The understanding of protein structure and function is central to our knowledge of many biological processes, yet a tiny percentage have had an accurate structure predicted using conventional methods. DeepMind’s AlphaFold, a recent artificial intelligence (AI) endeavour, has successfully predicted around 200 million structures – almost every known protein. However, billions of potential proteins from previously unknown organisms have been identified through large-scale metagenomic sequencing, and much remains to be learned about them.
In a bid to speed up the process of protein structure prediction even further and learn more about these mysterious proteins, Meta AI have developed their own AI technology to challenge AlphaFold. In this recent pre-print, Alexander Rives and his team describe a new language learning model and characterise over 600 million novel protein structures using metagenomic data.
Slow and steady is the standard
The current standard method of tertiary structure prediction from sequencing data begins with multiple sequence alignment of related proteins. This process takes sequences from multiple proteins and find areas of overlap – this data can be used to fill in any potential gaps and predict structure based on the properties of the constituent amino acids. Although an improvement on even older methods such as X-ray crystallography, this technology can be computationally strenuous and time-consuming, and the vast majority of known proteins do not have an accurate predicted structure.

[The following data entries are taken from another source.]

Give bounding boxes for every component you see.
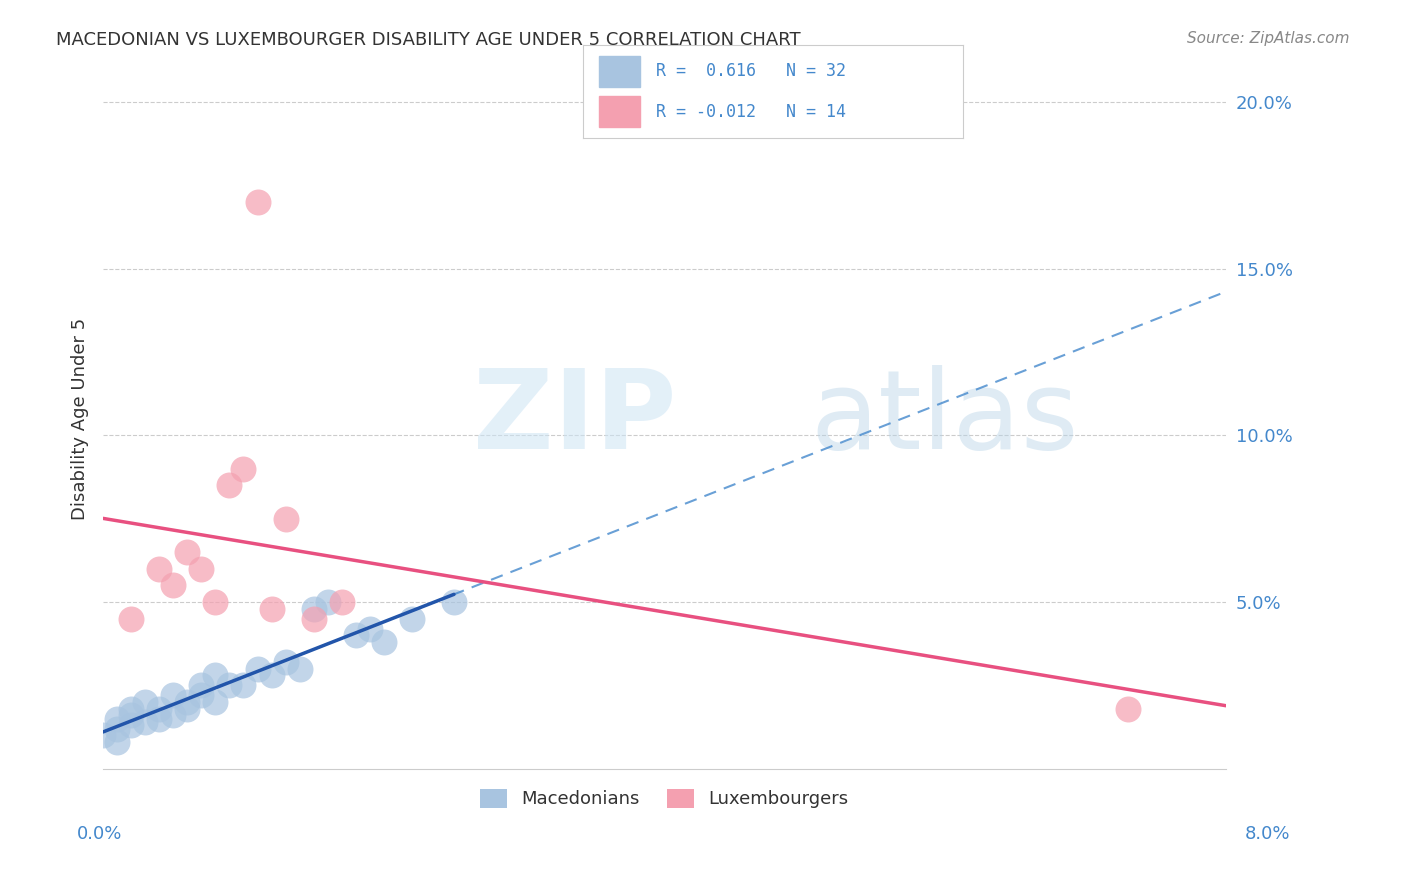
Point — [204, 695, 226, 709]
Point — [330, 595, 353, 609]
Point — [359, 622, 381, 636]
Point — [148, 712, 170, 726]
Point — [105, 722, 128, 736]
Point — [190, 678, 212, 692]
Text: R =  0.616   N = 32: R = 0.616 N = 32 — [655, 62, 845, 79]
Point — [260, 668, 283, 682]
Text: R = -0.012   N = 14: R = -0.012 N = 14 — [655, 103, 845, 121]
Point — [218, 678, 240, 692]
Point — [274, 511, 297, 525]
Point — [204, 595, 226, 609]
Point — [344, 628, 367, 642]
Point — [190, 561, 212, 575]
Text: Source: ZipAtlas.com: Source: ZipAtlas.com — [1187, 31, 1350, 46]
Point — [302, 612, 325, 626]
Text: 8.0%: 8.0% — [1246, 825, 1291, 843]
Text: atlas: atlas — [810, 365, 1078, 472]
Point — [401, 612, 423, 626]
Point — [134, 695, 156, 709]
Point — [120, 718, 142, 732]
Point — [288, 662, 311, 676]
Point — [232, 461, 254, 475]
Point — [246, 662, 269, 676]
Point — [148, 701, 170, 715]
Point — [176, 701, 198, 715]
Point — [105, 735, 128, 749]
Point — [204, 668, 226, 682]
Point — [260, 601, 283, 615]
Point — [120, 708, 142, 723]
Point — [120, 612, 142, 626]
Point — [148, 561, 170, 575]
Point — [246, 194, 269, 209]
Point — [274, 655, 297, 669]
Text: MACEDONIAN VS LUXEMBOURGER DISABILITY AGE UNDER 5 CORRELATION CHART: MACEDONIAN VS LUXEMBOURGER DISABILITY AG… — [56, 31, 801, 49]
Point — [91, 728, 114, 742]
Point — [373, 635, 395, 649]
Point — [190, 688, 212, 702]
Point — [162, 578, 184, 592]
Y-axis label: Disability Age Under 5: Disability Age Under 5 — [72, 318, 89, 520]
Bar — [599, 96, 641, 127]
Text: ZIP: ZIP — [472, 365, 676, 472]
Point — [218, 478, 240, 492]
Point — [120, 701, 142, 715]
Point — [443, 595, 465, 609]
Point — [176, 545, 198, 559]
Text: 0.0%: 0.0% — [77, 825, 122, 843]
Legend: Macedonians, Luxembourgers: Macedonians, Luxembourgers — [472, 781, 856, 815]
Point — [134, 714, 156, 729]
Point — [302, 601, 325, 615]
Point — [232, 678, 254, 692]
Point — [162, 708, 184, 723]
Point — [105, 712, 128, 726]
Point — [176, 695, 198, 709]
Bar — [599, 56, 641, 87]
Point — [316, 595, 339, 609]
Point — [1116, 701, 1139, 715]
Point — [162, 688, 184, 702]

The language of protein structure prediction
The constraints of the above methods highlight the need for a breakthrough in the field, and this has come about in the form of AI. DeepMind have already made history with their AI technology, yet AlphaFold still has its drawbacks – it can take up to a few minutes to predict one structure, and time is precious when there are billions of proteins to work with.
Meta AI’s attempt at efficient protein structure prediction is through the use of a language learning model. Language learning models are a form of AI that learn to predict patterns in language, filling in gaps and predicting what comes next. They can even go so far as to understand the meaning of words. The use of these models to predict protein structure is a novel concept based on the idea that there is an underlying pattern to how related proteins have evolved. By providing amino acid sequences to a language learning model as if they were words, the model should be able to make predictions about other sequences. As the model is exposed to more data, its capabilities grow – and there is certainly no shortage of data.

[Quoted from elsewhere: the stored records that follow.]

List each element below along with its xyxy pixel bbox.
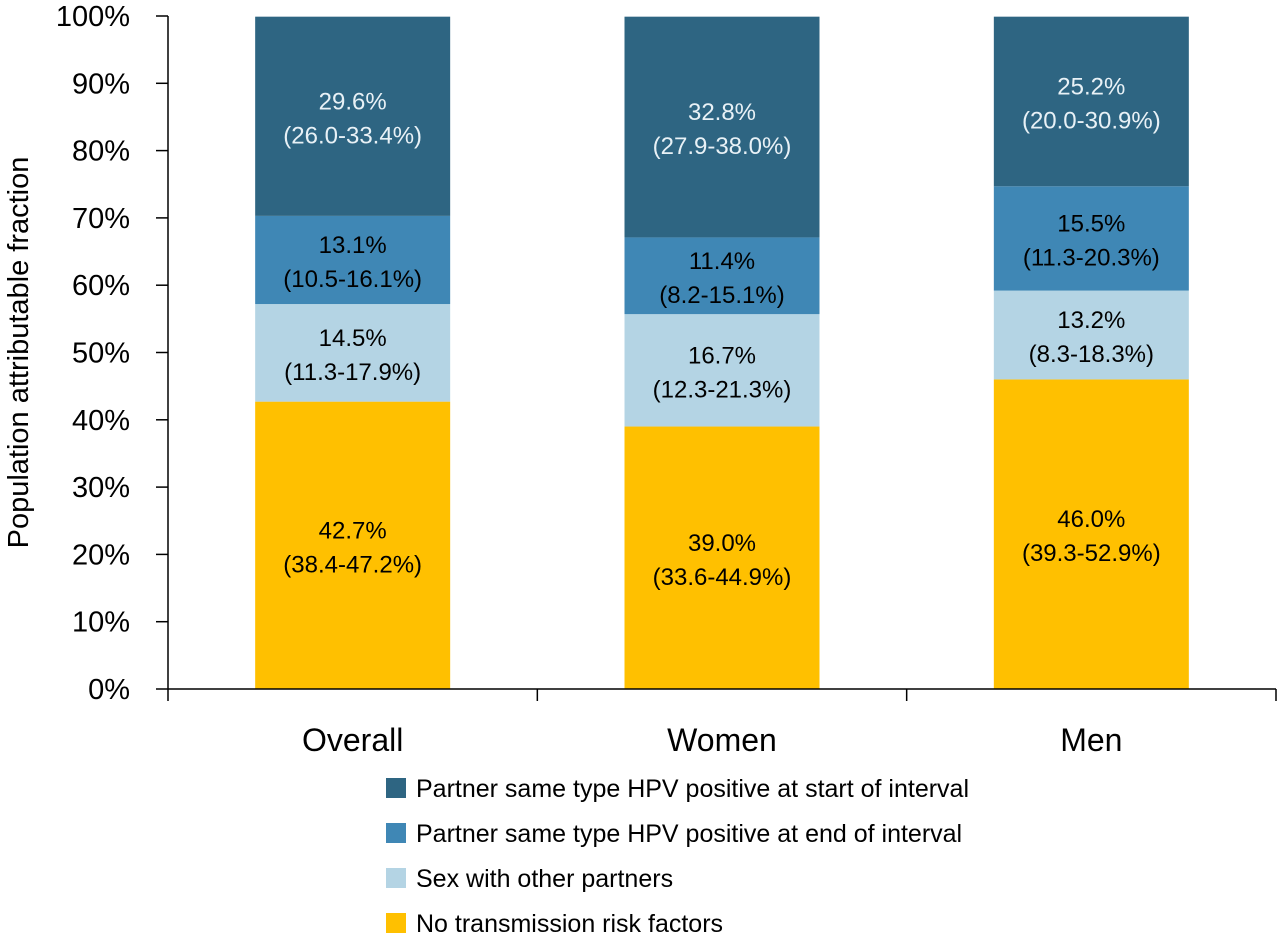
bar-segment bbox=[255, 401, 451, 689]
data-label: 16.7% bbox=[688, 342, 756, 369]
data-label-ci: (27.9-38.0%) bbox=[653, 133, 792, 160]
data-label-ci: (11.3-17.9%) bbox=[284, 359, 421, 386]
y-tick-label: 80% bbox=[72, 136, 130, 168]
legend-entry: No transmission risk factors bbox=[416, 910, 723, 936]
bar-segment bbox=[993, 186, 1189, 291]
data-label: 25.2% bbox=[1057, 73, 1125, 100]
data-label-ci: (38.4-47.2%) bbox=[283, 551, 422, 578]
y-tick-label: 90% bbox=[72, 68, 130, 100]
data-label: 11.4% bbox=[689, 248, 755, 275]
data-label-ci: (8.2-15.1%) bbox=[659, 282, 784, 309]
bar-segment bbox=[624, 426, 820, 689]
y-tick-label: 10% bbox=[72, 607, 130, 639]
y-tick-label: 100% bbox=[56, 1, 130, 33]
x-tick-label: Overall bbox=[302, 722, 403, 758]
legend-swatch bbox=[386, 778, 406, 798]
data-label: 13.1% bbox=[319, 232, 387, 259]
data-label: 29.6% bbox=[319, 88, 387, 115]
bar-segment bbox=[993, 16, 1189, 187]
x-tick-label: Women bbox=[667, 722, 777, 758]
x-tick-label: Men bbox=[1060, 722, 1122, 758]
data-label-ci: (20.0-30.9%) bbox=[1022, 107, 1161, 134]
data-label: 46.0% bbox=[1057, 506, 1125, 533]
legend-swatch bbox=[386, 868, 406, 888]
y-tick-label: 70% bbox=[72, 203, 130, 235]
bar-segment bbox=[993, 290, 1189, 380]
legend-entry: Partner same type HPV positive at start … bbox=[416, 775, 969, 803]
data-label-ci: (26.0-33.4%) bbox=[283, 122, 422, 149]
y-tick-label: 40% bbox=[72, 405, 130, 437]
bar-segment bbox=[624, 16, 820, 238]
y-axis-label: Population attributable fraction bbox=[3, 157, 35, 549]
y-tick-label: 30% bbox=[72, 472, 130, 504]
data-label: 13.2% bbox=[1057, 307, 1125, 334]
data-label-ci: (33.6-44.9%) bbox=[653, 564, 792, 591]
legend-entry: Partner same type HPV positive at end of… bbox=[416, 820, 962, 848]
data-label: 42.7% bbox=[319, 517, 387, 544]
data-label-ci: (10.5-16.1%) bbox=[283, 266, 422, 293]
y-tick-label: 60% bbox=[72, 270, 130, 302]
y-tick-label: 0% bbox=[88, 674, 130, 706]
data-label-ci: (8.3-18.3%) bbox=[1029, 341, 1154, 368]
data-label: 15.5% bbox=[1057, 210, 1125, 237]
bar-segment bbox=[624, 237, 820, 315]
data-label-ci: (39.3-52.9%) bbox=[1022, 540, 1161, 567]
data-label: 14.5% bbox=[319, 325, 387, 352]
legend-swatch bbox=[386, 913, 406, 933]
bar-segment bbox=[255, 304, 451, 402]
legend-entry: Sex with other partners bbox=[416, 865, 673, 893]
bar-segment bbox=[993, 379, 1189, 689]
data-label-ci: (12.3-21.3%) bbox=[653, 376, 792, 403]
y-tick-label: 20% bbox=[72, 539, 130, 571]
data-label-ci: (11.3-20.3%) bbox=[1023, 244, 1160, 271]
bar-segment bbox=[624, 314, 820, 427]
bar-segment bbox=[255, 215, 451, 305]
data-label: 32.8% bbox=[688, 99, 756, 126]
legend-swatch bbox=[386, 823, 406, 843]
y-tick-label: 50% bbox=[72, 338, 130, 370]
bar-segment bbox=[255, 16, 451, 216]
data-label: 39.0% bbox=[688, 530, 756, 557]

Meta AI have developed a language learning model that has successfully predicted a high-resolution structure for over 617 billion different proteins – tripling the catalogue of known protein structures in just two weeks. The state-of-the-art technology was capable of performing this momentous task without using the standard multiple sequence alignment step or needing to search databases for related proteins, significantly decreasing the monetary, computational and time-related costs of protein structure prediction even more than AlphaFold already has. The use of metagenomic DNA from a variety of sources such as the human microbiome and soil meant that the range of sequences used in the initial trial were diverse, and the resulting proteins mostly novel, native to previously unknown unicellular organisms. This contrasts with AlphaFold’s catalogue which is mostly made up of similar structures of known proteins. Describing the findings, research lead Alexander Rives commented that “they offer the potential for great insight into biology.”
What does this mean in practice?
Proteins exist with strict constraints on their structure – namely hydrophobicity, charge and size. A mutation that alters the amino acid sequence and its properties can have huge implications on a protein’s structure, causing it to misfold and potentially lose its normal function. The proteins we see today are the result of millions of years of structural evolution, and our understanding of the function of proteins has huge implications for all aspects of life, including in health. Cystic fibrosis, for example, is caused by malfunction in the CFTR protein due to misfolding.

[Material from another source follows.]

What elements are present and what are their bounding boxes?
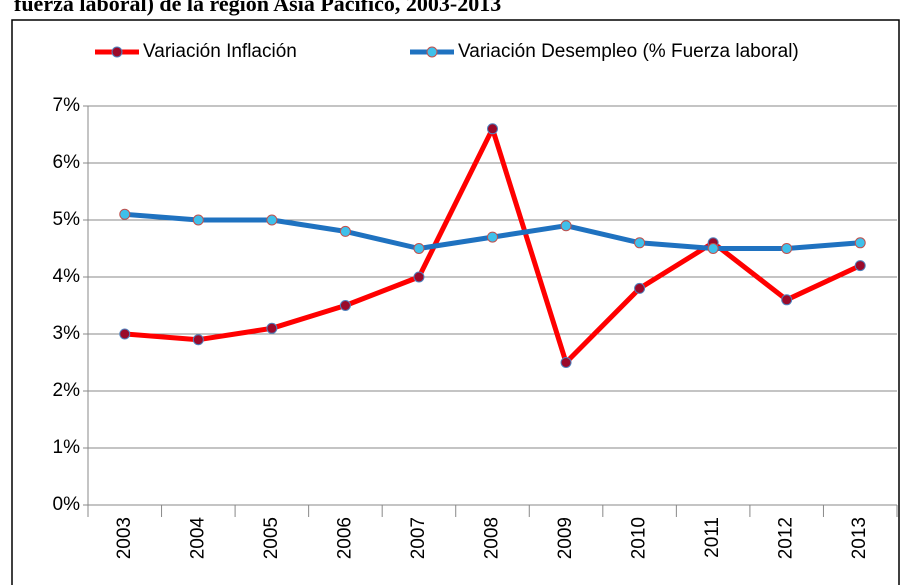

Meta AI aim to characterise billions of proteins with their new technology, which will improve research in relevant fields, and the team has published all of the predicted structures in an open-source Atlas for use in research. As more sequences are provided, the technology will become even more efficient, potentially revolutionising protein research as we know it. However, it is important to note that the accuracy of the technology is not yet confirmed.